Falls bei den genannten Kontrolluntersuchungen tatsächlich Risse festgestellt werden sollten oder diese dem Gebäudeeigentümer schon vorher bekannt sind, ohne dass sie einem speziellen Schadensereignis zugeordnet wurden, empfehlen sich auf jeden Fall weitere Maßnahmen. Diese sind zwar mit Kosten verbunden, sind aber geeignet, ggf. nachzuweisen, dass ein eventuelles zukünftiges Erdbeben zu einem zuzurechnenden Schaden z.B. durch Verbreiterung, Verlängerung oder sonstige Veränderung des schon vorher vorhandenen Schadens geführt hat.

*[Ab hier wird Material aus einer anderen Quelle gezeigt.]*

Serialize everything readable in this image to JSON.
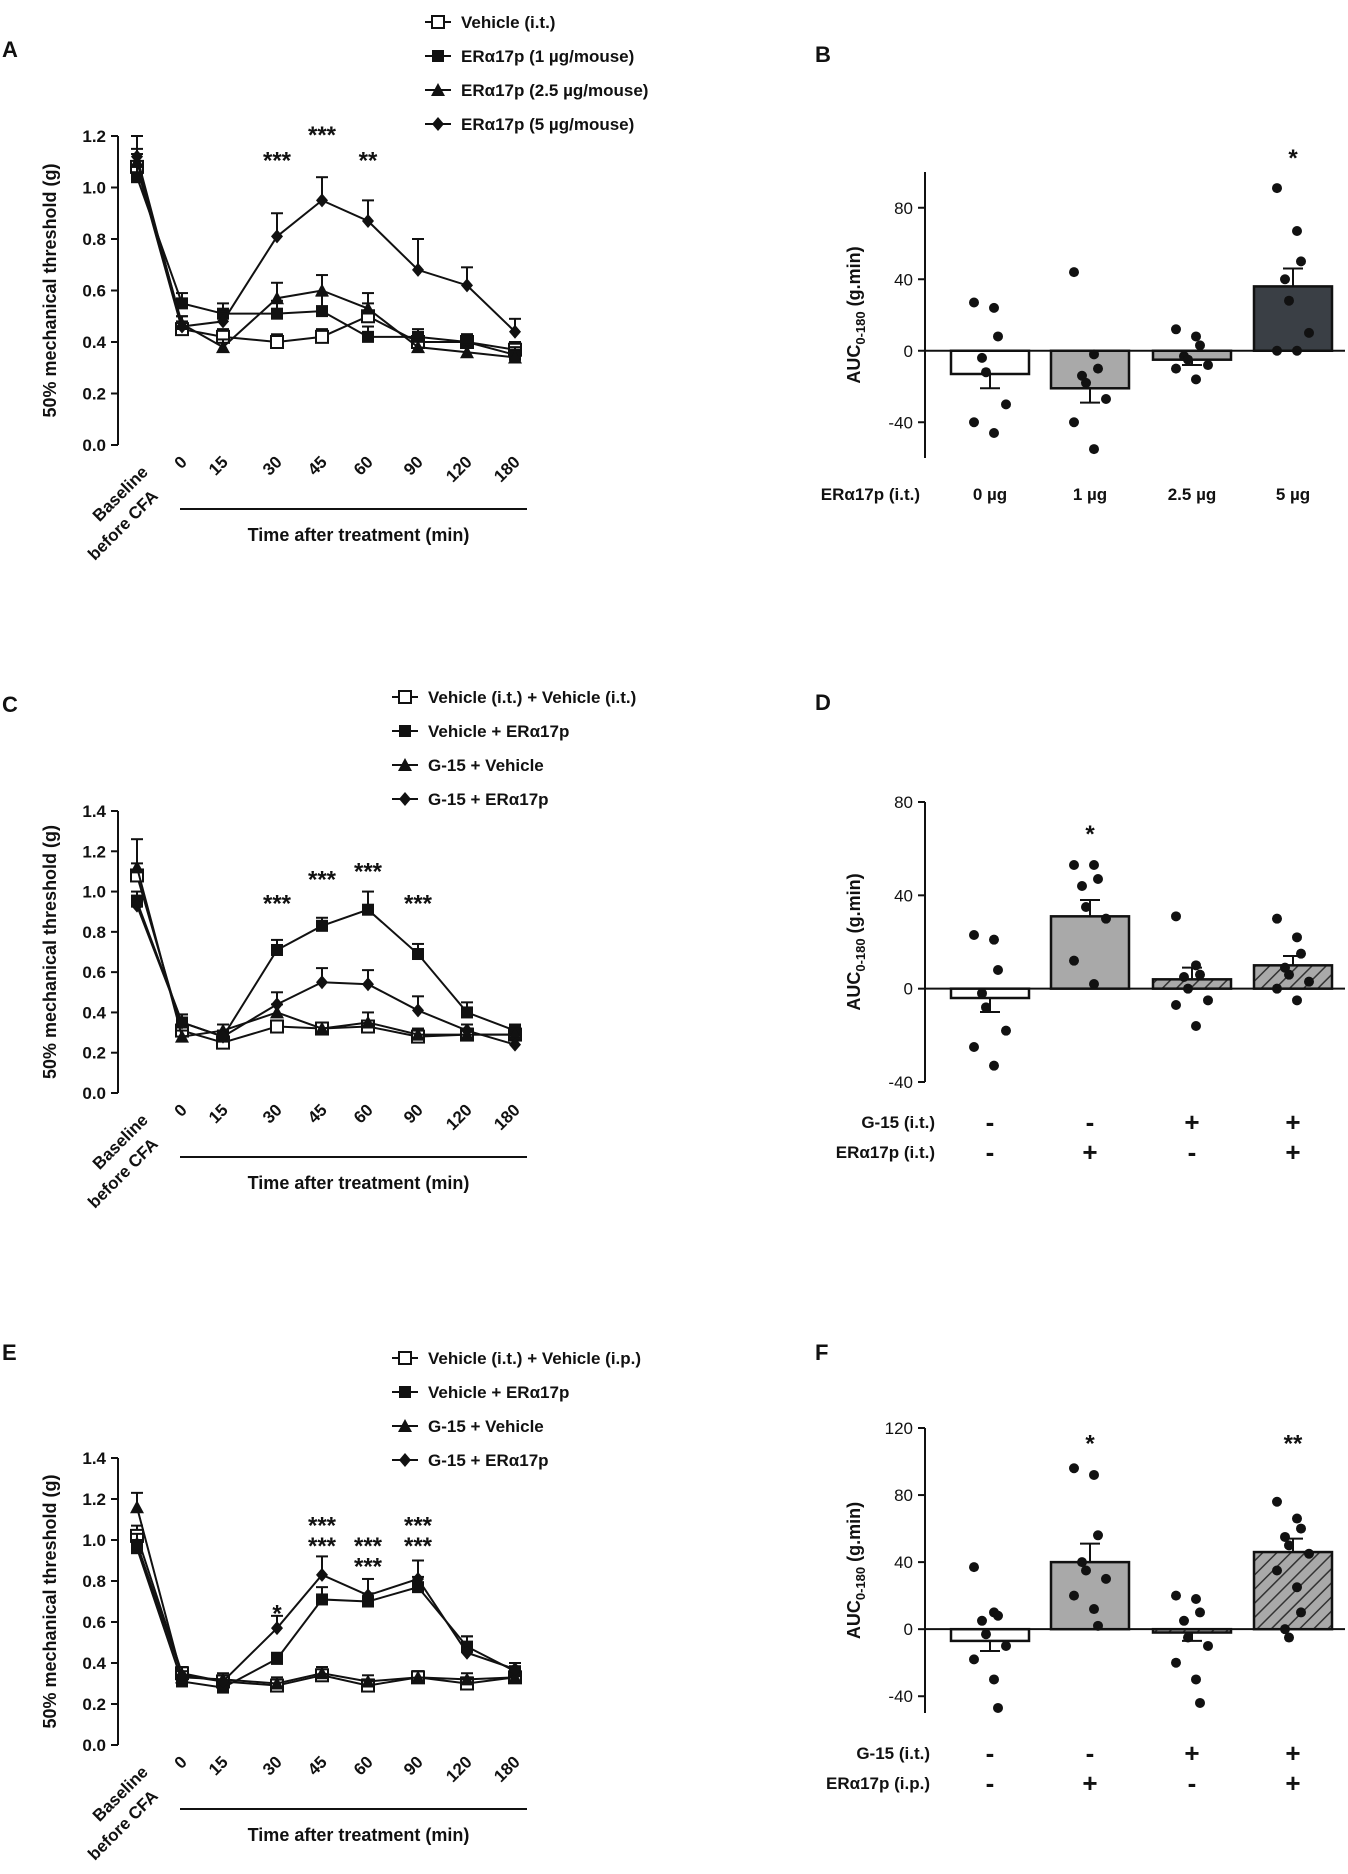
{
  "panels": [
    {
      "letter": "A",
      "chart_data": {
        "type": "line",
        "ylabel": "50% mechanical threshold (g)",
        "xlabel": "Time after treatment (min)",
        "ylim": [
          0,
          1.2
        ],
        "yticks": [
          "0.0",
          "0.2",
          "0.4",
          "0.6",
          "0.8",
          "1.0",
          "1.2"
        ],
        "categories": [
          "Baseline before CFA",
          "0",
          "15",
          "30",
          "45",
          "60",
          "90",
          "120",
          "180"
        ],
        "series": [
          {
            "name": "Vehicle (i.t.)",
            "marker": "open-square",
            "values": [
              1.08,
              0.45,
              0.42,
              0.4,
              0.42,
              0.5,
              0.4,
              0.4,
              0.37
            ],
            "err": [
              0.05,
              0.03,
              0.03,
              0.03,
              0.03,
              0.05,
              0.03,
              0.03,
              0.03
            ]
          },
          {
            "name": "ERα17p (1 µg/mouse)",
            "marker": "square",
            "values": [
              1.04,
              0.55,
              0.51,
              0.51,
              0.52,
              0.42,
              0.42,
              0.4,
              0.35
            ],
            "err": [
              0.04,
              0.04,
              0.04,
              0.05,
              0.06,
              0.04,
              0.03,
              0.03,
              0.03
            ]
          },
          {
            "name": "ERα17p (2.5 µg/mouse)",
            "marker": "triangle",
            "values": [
              1.1,
              0.47,
              0.38,
              0.57,
              0.6,
              0.53,
              0.38,
              0.36,
              0.34
            ],
            "err": [
              0.05,
              0.03,
              0.03,
              0.06,
              0.06,
              0.06,
              0.03,
              0.03,
              0.03
            ]
          },
          {
            "name": "ERα17p (5 µg/mouse)",
            "marker": "diamond",
            "values": [
              1.12,
              0.46,
              0.48,
              0.81,
              0.95,
              0.87,
              0.68,
              0.62,
              0.44
            ],
            "err": [
              0.08,
              0.04,
              0.04,
              0.09,
              0.09,
              0.08,
              0.12,
              0.07,
              0.05
            ]
          }
        ],
        "annotations": [
          {
            "cat": "30",
            "text": "***",
            "y": 1.12
          },
          {
            "cat": "45",
            "text": "***",
            "y": 1.22
          },
          {
            "cat": "60",
            "text": "**",
            "y": 1.12
          }
        ]
      }
    },
    {
      "letter": "B",
      "chart_data": {
        "type": "bar",
        "ylabel": "AUC",
        "ylabel_sub": "0-180",
        "ylabel_suffix": " (g.min)",
        "ylim": [
          -60,
          100
        ],
        "yticks": [
          "-40",
          "0",
          "40",
          "80"
        ],
        "row_labels": [
          "ERα17p (i.t.)"
        ],
        "categories": [
          "0 µg",
          "1 µg",
          "2.5 µg",
          "5 µg"
        ],
        "fills": [
          "#ffffff",
          "#a9a9a9",
          "#a9a9a9",
          "#3a3f45"
        ],
        "values": [
          -13,
          -21,
          -5,
          36
        ],
        "err": [
          8,
          8,
          3,
          10
        ],
        "points": [
          [
            27,
            24,
            8,
            -4,
            -12,
            -30,
            -40,
            -46
          ],
          [
            44,
            -2,
            -10,
            -14,
            -18,
            -27,
            -40,
            -55
          ],
          [
            12,
            8,
            3,
            -3,
            -5,
            -8,
            -10,
            -16
          ],
          [
            91,
            67,
            50,
            40,
            28,
            10,
            0,
            0
          ]
        ],
        "annotations": [
          {
            "index": 3,
            "text": "*",
            "y": 110
          }
        ]
      }
    },
    {
      "letter": "C",
      "chart_data": {
        "type": "line",
        "ylabel": "50% mechanical threshold (g)",
        "xlabel": "Time after treatment (min)",
        "ylim": [
          0,
          1.4
        ],
        "yticks": [
          "0.0",
          "0.2",
          "0.4",
          "0.6",
          "0.8",
          "1.0",
          "1.2",
          "1.4"
        ],
        "categories": [
          "Baseline before CFA",
          "0",
          "15",
          "30",
          "45",
          "60",
          "90",
          "120",
          "180"
        ],
        "series": [
          {
            "name": "Vehicle (i.t.) + Vehicle (i.t.)",
            "marker": "open-square",
            "values": [
              1.08,
              0.31,
              0.25,
              0.33,
              0.32,
              0.33,
              0.28,
              0.29,
              0.29
            ],
            "err": [
              0.06,
              0.03,
              0.03,
              0.03,
              0.03,
              0.03,
              0.03,
              0.03,
              0.03
            ]
          },
          {
            "name": "Vehicle + ERα17p",
            "marker": "square",
            "values": [
              0.95,
              0.35,
              0.28,
              0.71,
              0.83,
              0.91,
              0.69,
              0.4,
              0.31
            ],
            "err": [
              0.05,
              0.04,
              0.03,
              0.05,
              0.04,
              0.09,
              0.05,
              0.05,
              0.03
            ]
          },
          {
            "name": "G-15 + Vehicle",
            "marker": "triangle",
            "values": [
              1.12,
              0.28,
              0.31,
              0.4,
              0.32,
              0.35,
              0.29,
              0.29,
              0.29
            ],
            "err": [
              0.14,
              0.03,
              0.03,
              0.04,
              0.03,
              0.05,
              0.03,
              0.03,
              0.03
            ]
          },
          {
            "name": "G-15 + ERα17p",
            "marker": "diamond",
            "values": [
              0.93,
              0.35,
              0.28,
              0.44,
              0.55,
              0.54,
              0.41,
              0.31,
              0.24
            ],
            "err": [
              0.05,
              0.04,
              0.03,
              0.06,
              0.07,
              0.07,
              0.07,
              0.03,
              0.03
            ]
          }
        ],
        "annotations": [
          {
            "cat": "30",
            "text": "***",
            "y": 0.96
          },
          {
            "cat": "45",
            "text": "***",
            "y": 1.08
          },
          {
            "cat": "60",
            "text": "***",
            "y": 1.12
          },
          {
            "cat": "90",
            "text": "***",
            "y": 0.96
          }
        ]
      }
    },
    {
      "letter": "D",
      "chart_data": {
        "type": "bar",
        "ylabel": "AUC",
        "ylabel_sub": "0-180",
        "ylabel_suffix": " (g.min)",
        "ylim": [
          -40,
          80
        ],
        "yticks": [
          "-40",
          "0",
          "40",
          "80"
        ],
        "row_labels": [
          "G-15 (i.t.)",
          "ERα17p (i.t.)"
        ],
        "rows": [
          [
            "-",
            "-",
            "+",
            "+"
          ],
          [
            "-",
            "+",
            "-",
            "+"
          ]
        ],
        "fills": [
          "#ffffff",
          "#a9a9a9",
          "#ffffff",
          "#a9a9a9"
        ],
        "hatch": [
          false,
          false,
          true,
          true
        ],
        "values": [
          -4,
          31,
          4,
          10
        ],
        "err": [
          6,
          7,
          5,
          4
        ],
        "points": [
          [
            23,
            21,
            8,
            -2,
            -8,
            -18,
            -25,
            -33
          ],
          [
            53,
            53,
            47,
            44,
            35,
            30,
            12,
            2
          ],
          [
            31,
            10,
            6,
            5,
            0,
            -5,
            -7,
            -16
          ],
          [
            30,
            22,
            15,
            9,
            6,
            3,
            0,
            -5
          ]
        ],
        "annotations": [
          {
            "index": 1,
            "text": "*",
            "y": 68
          }
        ]
      }
    },
    {
      "letter": "E",
      "chart_data": {
        "type": "line",
        "ylabel": "50% mechanical threshold (g)",
        "xlabel": "Time after treatment (min)",
        "ylim": [
          0,
          1.4
        ],
        "yticks": [
          "0.0",
          "0.2",
          "0.4",
          "0.6",
          "0.8",
          "1.0",
          "1.2",
          "1.4"
        ],
        "categories": [
          "Baseline before CFA",
          "0",
          "15",
          "30",
          "45",
          "60",
          "90",
          "120",
          "180"
        ],
        "series": [
          {
            "name": "Vehicle (i.t.) + Vehicle (i.p.)",
            "marker": "open-square",
            "values": [
              1.02,
              0.35,
              0.31,
              0.29,
              0.34,
              0.29,
              0.33,
              0.3,
              0.33
            ],
            "err": [
              0.05,
              0.03,
              0.03,
              0.03,
              0.04,
              0.03,
              0.03,
              0.03,
              0.03
            ]
          },
          {
            "name": "Vehicle + ERα17p",
            "marker": "square",
            "values": [
              0.96,
              0.31,
              0.28,
              0.42,
              0.71,
              0.7,
              0.77,
              0.48,
              0.36
            ],
            "err": [
              0.04,
              0.03,
              0.03,
              0.03,
              0.06,
              0.04,
              0.05,
              0.05,
              0.04
            ]
          },
          {
            "name": "G-15 + Vehicle",
            "marker": "triangle",
            "values": [
              1.16,
              0.33,
              0.32,
              0.3,
              0.35,
              0.31,
              0.33,
              0.32,
              0.33
            ],
            "err": [
              0.07,
              0.03,
              0.03,
              0.03,
              0.03,
              0.03,
              0.03,
              0.03,
              0.03
            ]
          },
          {
            "name": "G-15 + ERα17p",
            "marker": "diamond",
            "values": [
              0.98,
              0.34,
              0.31,
              0.57,
              0.83,
              0.73,
              0.81,
              0.45,
              0.37
            ],
            "err": [
              0.05,
              0.04,
              0.03,
              0.06,
              0.09,
              0.08,
              0.09,
              0.08,
              0.03
            ]
          }
        ],
        "annotations": [
          {
            "cat": "30",
            "text": "*",
            "y": 0.66
          },
          {
            "cat": "45",
            "text": "***",
            "y": 1.09
          },
          {
            "cat": "45",
            "text": "***",
            "y": 0.99
          },
          {
            "cat": "60",
            "text": "***",
            "y": 0.99
          },
          {
            "cat": "60",
            "text": "***",
            "y": 0.89
          },
          {
            "cat": "90",
            "text": "***",
            "y": 1.09
          },
          {
            "cat": "90",
            "text": "***",
            "y": 0.99
          }
        ]
      }
    },
    {
      "letter": "F",
      "chart_data": {
        "type": "bar",
        "ylabel": "AUC",
        "ylabel_sub": "0-180",
        "ylabel_suffix": " (g.min)",
        "ylim": [
          -50,
          120
        ],
        "yticks": [
          "-40",
          "0",
          "40",
          "80",
          "120"
        ],
        "row_labels": [
          "G-15 (i.t.)",
          "ERα17p (i.p.)"
        ],
        "rows": [
          [
            "-",
            "-",
            "+",
            "+"
          ],
          [
            "-",
            "+",
            "-",
            "+"
          ]
        ],
        "fills": [
          "#ffffff",
          "#a9a9a9",
          "#ffffff",
          "#a9a9a9"
        ],
        "hatch": [
          false,
          false,
          true,
          true
        ],
        "values": [
          -7,
          40,
          -2,
          46
        ],
        "err": [
          6,
          11,
          5,
          8
        ],
        "points": [
          [
            37,
            10,
            8,
            5,
            -3,
            -10,
            -18,
            -30,
            -47
          ],
          [
            96,
            92,
            56,
            40,
            35,
            30,
            20,
            12,
            2
          ],
          [
            20,
            18,
            10,
            5,
            -5,
            -10,
            -20,
            -30,
            -44
          ],
          [
            76,
            66,
            60,
            55,
            50,
            45,
            35,
            25,
            10,
            0,
            -5
          ]
        ],
        "annotations": [
          {
            "index": 1,
            "text": "*",
            "y": 113
          },
          {
            "index": 3,
            "text": "**",
            "y": 113
          }
        ]
      }
    }
  ]
}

Wir haben hierzu geeignete technische Hilfsmittel herausgesucht, die mit relativ geringen Kosten privat beschafft und eingesetzt werden können:
- Die einfachste, aber auch kostengünstigste Methode, Veränderungen bei bestehenden Rissbildungen zu beobachten, ist das Setzen von Gipsmarken über den jeweiligen Riss.
Der Nachteil dieser Methode besteht allerdings darin, dass Art und Ausmaß der Veränderung gar nicht oder nur eingeschränkt festgestellt werden können.
- Um Veränderungen nach Art und Ausmaß genauer dokumentieren zu können, sollten sog. Rissmonitoren eingesetzt werden.
Die Verwendung derartiger Rissmonitore ermöglicht es, auftretende Bewegungen und Verformungen vorhandener Risse schnell und sicher zu erkennen. Dieses wird dadurch möglicht, das die Monitore direkt über dem Riss angebracht und auf einen Nullpunkt fixiert wird. Da je nach Lage des Risses (z.B. Innen oder Außen, einheitliche Wandfläche, Ecken oder Maueranschlüsse) unterschiedliche Rissmonitore erforderlich sind und diese sich auch preislich sehr unterscheiden (so ist die einfache Ausführung für die Messung eines Wandrisses schon ab ca. 10 € zu haben, während Rissmonitore für Messungen im Eckenbereich 45 € und mehr kosten) kann an dieser Stelle nur auf die verschiedenen Anbieter wie z.B. die Firma sachverständigen-bedarf.de (www.sachverständigen-bedarf.de) verwiesen werden. Dort findet man auch weitere Hilfsmittel für den Einsatz bei der Feststellung von erdbebenbedingten Gebäudeschäden.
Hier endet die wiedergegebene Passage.